Driving the news: The National Association of Realtors (NAR) announced the new "delayed marketing" policy last week following about a year of industry debate.
- The association said the change aims to accommodate the unique needs of some sellers.
How it works: Most for-sale homes will remain widely viewable on the databases brokers use — but some listings might not show up right away on websites like Zillow and Redfin.
- Sellers who select the new option must sign a disclosure agreeing "to waive the benefits of immediate public marketing" online, per NAR.
- During this period of exclusivity, listing agents can market the homes to private client lists or prospective buyers represented by their brokerages before the general public knows about the listing.
Zoom in: Each Multiple Listing Service (MLS) — the private databases brokerages use to share information about available properties — will decide by Sept. 30 on rules for complying with the new policy, including how long listings can be withheld from search websites.
Between the lines: Phoenix Realtors president Christy Walker told Axios that Arizona's largest MLS already has a "coming soon" option that allows agents to market homes for 30 days before formally listing them.
- She told us she's hopeful this will satisfy the new policy.
Yes, but: This is where the industry is divided, she said.
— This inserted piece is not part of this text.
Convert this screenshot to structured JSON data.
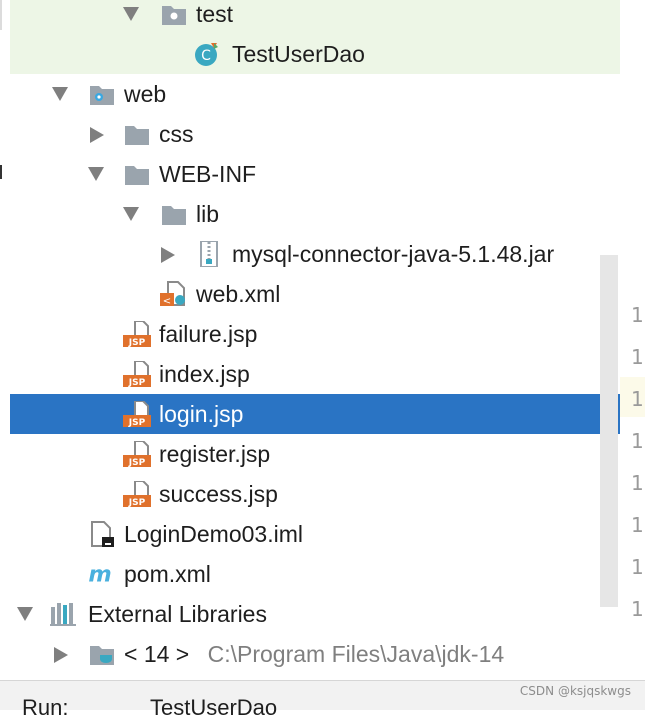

There are some brokerages that want to be able to market homes privately without even notifying the marketplace that they're "coming soon."
- Robert Reffkin, CEO of U.S. mega-brokerage Compass and an advocate for private listings, told Axios the status quo hurts home values by making sellers reveal details such as price drops and time on the market.
- The brokerage says homes "pre-marketed" with a Compass agent before hitting the MLS sold for almost 3% more on average.
The other side: New Zillow research found that in 2023 and 2024, Phoenix homes sold off the MLS typically went for $4,200 less than those on the MLS.
- "The marketplace is transparent. Private listing networks are the opposite of that," Zillow CEO Jeremy Wacksman told us. "Brokerages [are] looking to keep listings out of the public so that you have to work with that brokerage to get access to them."
The bottom line: Walker said the impacts of the new policy won't be clear until individual MLS boards decide how to interpret it — likely in the coming weeks.